Low -- who currently lives in the Atlantic County town of Milmay, served nearly 12 years in federal prison stemming from an April 2006 raid at the 60-acre property off Route 49 just east of Millville.

He'd had been selling more than two pounds of cocaine a week while manufacturing crack in a 10-by-14-foot bunker more than 10 feet underground, authorities said at the time.

In addition to 3½ pounds of cocaine and a pound and a half of crack, a team of federal, state and local law enforcement officers who converged on the homestead seized several weapons and more than 15,000 rounds of ammo, records show.

Low Jr. took a plea, served nearly a dozen years in federal custody and was released in 2018, according to the U.S. Bureau of Prisons.

Terri Low and Bruce Low Sr. were also arrested after authorities accused them of turning a blind eye to the drug operation.

Terri Low entered a pre-trial intervention program for first-time offenders that allowed her to clear her name but forced her to resign from her job at the time as a corrections officer at Bayside State Prison.

Her husband pleaded guilty to cocaine possession and was sentenced to three years probation.

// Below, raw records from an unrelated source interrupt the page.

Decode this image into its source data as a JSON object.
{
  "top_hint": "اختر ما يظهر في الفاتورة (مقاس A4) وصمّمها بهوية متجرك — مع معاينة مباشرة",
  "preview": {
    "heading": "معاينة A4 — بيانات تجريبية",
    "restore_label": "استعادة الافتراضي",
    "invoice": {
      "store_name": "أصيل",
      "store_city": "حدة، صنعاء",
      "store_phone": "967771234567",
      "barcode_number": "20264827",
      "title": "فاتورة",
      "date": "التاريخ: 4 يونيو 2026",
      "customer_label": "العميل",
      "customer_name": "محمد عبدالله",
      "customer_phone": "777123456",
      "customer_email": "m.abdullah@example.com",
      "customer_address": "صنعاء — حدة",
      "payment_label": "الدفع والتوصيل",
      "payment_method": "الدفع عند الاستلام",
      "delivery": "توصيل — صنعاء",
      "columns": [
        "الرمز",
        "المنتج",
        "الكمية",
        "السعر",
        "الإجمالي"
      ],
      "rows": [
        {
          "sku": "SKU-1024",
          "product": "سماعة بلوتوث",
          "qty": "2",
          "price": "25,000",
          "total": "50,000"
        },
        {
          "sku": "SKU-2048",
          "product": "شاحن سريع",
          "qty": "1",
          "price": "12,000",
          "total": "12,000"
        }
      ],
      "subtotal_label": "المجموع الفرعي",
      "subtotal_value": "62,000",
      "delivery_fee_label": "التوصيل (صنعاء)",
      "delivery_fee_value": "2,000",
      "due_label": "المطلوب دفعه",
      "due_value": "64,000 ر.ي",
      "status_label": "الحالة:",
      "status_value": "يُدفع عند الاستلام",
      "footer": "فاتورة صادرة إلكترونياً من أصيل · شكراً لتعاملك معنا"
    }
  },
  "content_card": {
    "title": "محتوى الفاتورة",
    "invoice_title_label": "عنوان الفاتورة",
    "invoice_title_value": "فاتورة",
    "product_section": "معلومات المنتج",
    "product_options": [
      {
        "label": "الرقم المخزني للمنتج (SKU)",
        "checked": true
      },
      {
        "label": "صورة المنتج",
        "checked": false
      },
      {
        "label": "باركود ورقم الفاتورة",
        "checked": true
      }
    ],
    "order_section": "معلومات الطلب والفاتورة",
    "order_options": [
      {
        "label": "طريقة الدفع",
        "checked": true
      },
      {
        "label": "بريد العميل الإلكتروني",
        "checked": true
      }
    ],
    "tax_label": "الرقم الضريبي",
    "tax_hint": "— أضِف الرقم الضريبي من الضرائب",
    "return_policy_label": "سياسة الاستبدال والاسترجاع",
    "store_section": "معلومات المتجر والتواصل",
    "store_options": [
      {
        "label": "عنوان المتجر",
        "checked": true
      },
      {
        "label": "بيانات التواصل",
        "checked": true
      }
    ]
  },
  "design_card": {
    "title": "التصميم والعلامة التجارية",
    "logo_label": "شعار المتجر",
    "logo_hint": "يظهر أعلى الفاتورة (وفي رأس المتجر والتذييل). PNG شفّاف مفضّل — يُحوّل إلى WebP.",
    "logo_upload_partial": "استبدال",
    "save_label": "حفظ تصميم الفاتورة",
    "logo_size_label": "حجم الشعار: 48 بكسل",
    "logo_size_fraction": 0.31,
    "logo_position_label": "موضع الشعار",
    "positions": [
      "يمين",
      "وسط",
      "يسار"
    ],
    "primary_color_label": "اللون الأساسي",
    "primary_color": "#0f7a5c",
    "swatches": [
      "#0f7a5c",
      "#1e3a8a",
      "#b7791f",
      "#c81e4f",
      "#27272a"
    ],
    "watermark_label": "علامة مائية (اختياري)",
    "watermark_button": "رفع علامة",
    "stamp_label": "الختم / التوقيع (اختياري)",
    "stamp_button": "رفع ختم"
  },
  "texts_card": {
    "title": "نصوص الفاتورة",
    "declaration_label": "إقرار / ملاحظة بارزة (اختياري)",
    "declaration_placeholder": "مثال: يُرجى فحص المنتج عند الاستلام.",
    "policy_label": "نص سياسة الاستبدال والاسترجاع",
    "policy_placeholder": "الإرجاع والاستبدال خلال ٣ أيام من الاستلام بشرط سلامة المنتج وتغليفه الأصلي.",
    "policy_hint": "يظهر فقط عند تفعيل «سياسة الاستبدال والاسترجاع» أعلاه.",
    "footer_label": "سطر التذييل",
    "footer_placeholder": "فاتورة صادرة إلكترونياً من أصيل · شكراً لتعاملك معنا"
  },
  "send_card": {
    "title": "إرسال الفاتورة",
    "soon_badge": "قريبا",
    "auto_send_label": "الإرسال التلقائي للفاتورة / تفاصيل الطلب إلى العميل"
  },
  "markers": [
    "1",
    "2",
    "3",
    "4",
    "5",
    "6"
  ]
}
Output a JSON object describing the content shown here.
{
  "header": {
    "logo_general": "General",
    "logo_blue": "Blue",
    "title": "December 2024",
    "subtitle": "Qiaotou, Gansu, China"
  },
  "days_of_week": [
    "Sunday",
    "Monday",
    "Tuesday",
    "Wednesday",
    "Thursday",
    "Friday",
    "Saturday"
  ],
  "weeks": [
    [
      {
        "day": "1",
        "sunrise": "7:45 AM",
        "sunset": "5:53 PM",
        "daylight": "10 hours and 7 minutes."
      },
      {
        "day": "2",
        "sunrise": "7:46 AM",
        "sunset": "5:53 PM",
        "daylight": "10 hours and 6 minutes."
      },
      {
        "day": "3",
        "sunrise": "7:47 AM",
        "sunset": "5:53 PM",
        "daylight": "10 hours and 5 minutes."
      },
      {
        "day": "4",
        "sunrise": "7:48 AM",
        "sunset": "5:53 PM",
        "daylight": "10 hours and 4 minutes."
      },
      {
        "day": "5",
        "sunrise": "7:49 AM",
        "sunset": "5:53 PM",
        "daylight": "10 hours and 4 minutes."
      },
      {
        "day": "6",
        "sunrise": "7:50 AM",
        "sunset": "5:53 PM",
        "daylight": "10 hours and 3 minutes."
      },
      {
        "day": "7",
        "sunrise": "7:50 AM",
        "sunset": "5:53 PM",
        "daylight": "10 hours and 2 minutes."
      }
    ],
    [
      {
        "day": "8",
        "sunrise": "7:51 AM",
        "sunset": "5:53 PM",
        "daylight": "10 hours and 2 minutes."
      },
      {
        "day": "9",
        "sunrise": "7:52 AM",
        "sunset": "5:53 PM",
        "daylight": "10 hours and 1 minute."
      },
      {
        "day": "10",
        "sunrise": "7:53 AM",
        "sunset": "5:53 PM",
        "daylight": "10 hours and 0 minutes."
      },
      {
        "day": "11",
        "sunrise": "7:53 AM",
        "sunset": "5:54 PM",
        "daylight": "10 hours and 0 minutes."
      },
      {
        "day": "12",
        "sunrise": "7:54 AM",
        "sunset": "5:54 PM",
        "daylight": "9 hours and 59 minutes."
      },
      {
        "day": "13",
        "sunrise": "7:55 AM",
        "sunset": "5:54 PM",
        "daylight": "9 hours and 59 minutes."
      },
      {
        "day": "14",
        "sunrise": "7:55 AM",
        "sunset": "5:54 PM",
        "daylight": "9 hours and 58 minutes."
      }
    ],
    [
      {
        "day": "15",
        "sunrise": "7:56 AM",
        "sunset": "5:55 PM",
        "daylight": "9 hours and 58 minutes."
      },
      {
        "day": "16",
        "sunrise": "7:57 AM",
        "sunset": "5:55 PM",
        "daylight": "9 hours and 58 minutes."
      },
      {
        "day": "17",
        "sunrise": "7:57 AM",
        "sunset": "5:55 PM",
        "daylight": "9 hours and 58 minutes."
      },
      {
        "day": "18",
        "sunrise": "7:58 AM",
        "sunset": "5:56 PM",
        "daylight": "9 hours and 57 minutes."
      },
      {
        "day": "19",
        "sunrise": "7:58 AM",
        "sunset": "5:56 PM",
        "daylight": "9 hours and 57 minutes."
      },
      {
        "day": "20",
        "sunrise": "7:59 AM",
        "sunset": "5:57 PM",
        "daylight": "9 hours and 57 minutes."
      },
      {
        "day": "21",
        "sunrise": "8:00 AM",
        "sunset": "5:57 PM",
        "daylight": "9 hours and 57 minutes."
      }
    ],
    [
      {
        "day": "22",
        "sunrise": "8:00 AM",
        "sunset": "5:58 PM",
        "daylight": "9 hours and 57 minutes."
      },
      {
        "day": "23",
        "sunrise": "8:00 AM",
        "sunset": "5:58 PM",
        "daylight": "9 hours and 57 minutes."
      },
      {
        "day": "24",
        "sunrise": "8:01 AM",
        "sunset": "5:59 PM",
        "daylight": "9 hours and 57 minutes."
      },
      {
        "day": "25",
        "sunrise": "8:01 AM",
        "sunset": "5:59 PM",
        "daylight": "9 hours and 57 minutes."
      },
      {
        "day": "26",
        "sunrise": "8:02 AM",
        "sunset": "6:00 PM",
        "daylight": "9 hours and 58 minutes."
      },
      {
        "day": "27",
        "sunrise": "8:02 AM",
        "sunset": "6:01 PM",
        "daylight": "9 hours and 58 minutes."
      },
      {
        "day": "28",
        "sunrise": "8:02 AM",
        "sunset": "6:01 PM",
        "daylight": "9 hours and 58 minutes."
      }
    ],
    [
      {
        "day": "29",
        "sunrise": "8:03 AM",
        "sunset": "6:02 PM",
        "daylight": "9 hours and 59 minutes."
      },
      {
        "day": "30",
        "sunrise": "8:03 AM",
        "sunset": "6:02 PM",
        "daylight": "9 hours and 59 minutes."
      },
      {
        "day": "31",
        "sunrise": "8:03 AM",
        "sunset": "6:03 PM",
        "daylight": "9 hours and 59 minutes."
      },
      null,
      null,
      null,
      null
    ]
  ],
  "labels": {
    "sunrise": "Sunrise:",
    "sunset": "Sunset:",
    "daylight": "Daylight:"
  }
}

Federal, state, county and local authorities descended on the property once again on Wednesday, April 3. Two other associated locations were also searched, including a residence in Atlantic County, they said.

Veterinarians from the Humane Society of the United States were on hand to evaluate and care for the 100 or so dogs that authorities said had been bred and trained to fight at Low's Royal Bull Kennels.

Low and the others were all booked and processed at the Cumberland County Jail before being released following first court appearances on Thursday.

They include Low's son-in-law and alleged kennel-partner-in-training, Roosevelt Hart IV, 29, a dog breeding neighbor, William "George" McClinton, 68, dog trainer Coy Dickenson, 58, who apparently lived in a trailer at the compound, dog handler Mark A. Runkle, 42, and dog trainer/handler Travis Garron, 37.

Charges include dogfighting, racketeering, corporate misconduct, money laundering and conspiracy.

The arrests and rescues capped an intensive investigation begun nearly 2½ years ago involving the state Division of Criminal Justice, the New Jersey State Police, and the U.S. Department of Agriculture.

Just last year, investigators allege, Low allegedly staged 61 "concerts" -- code for dog fights.

Low and some of the others washed the money through the Kisdir Group, a legit construction company on the same property, Platkin said.

On his Royal Blue Kennels website, Low boasts studs and breedings for "game dogs" at "conditioned weight," which authorities said are also terms associated with the brutal contests.

“We do not break any laws!” the site proclaims. “We are not interested in going to prison at any point in time."

Guess what? That's just what might happen.“Dismantling a dog fighting ring is not just about rescuing animals; it's about dismantling a culture of cruelty and restoring compassion to our communities,” said NJSP Supt. Col. Patrick J. Callahan. “It represents a steadfast commitment against violence, showcasing the impact of justice and empathy.”

“What’s striking is the level of suffering involved in dogfighting contrasted with how sweet and eager for affection these dogs are,” said Janette Reever, animal crimes investigations program manager for the Humane Society.“Though they were shivering in the cold rain, these dogs still left their meager shelters to greet us," Reever said. "We are grateful to the New Jersey State Police for their hard work and dedication to put a stop to this cycle of suffering.”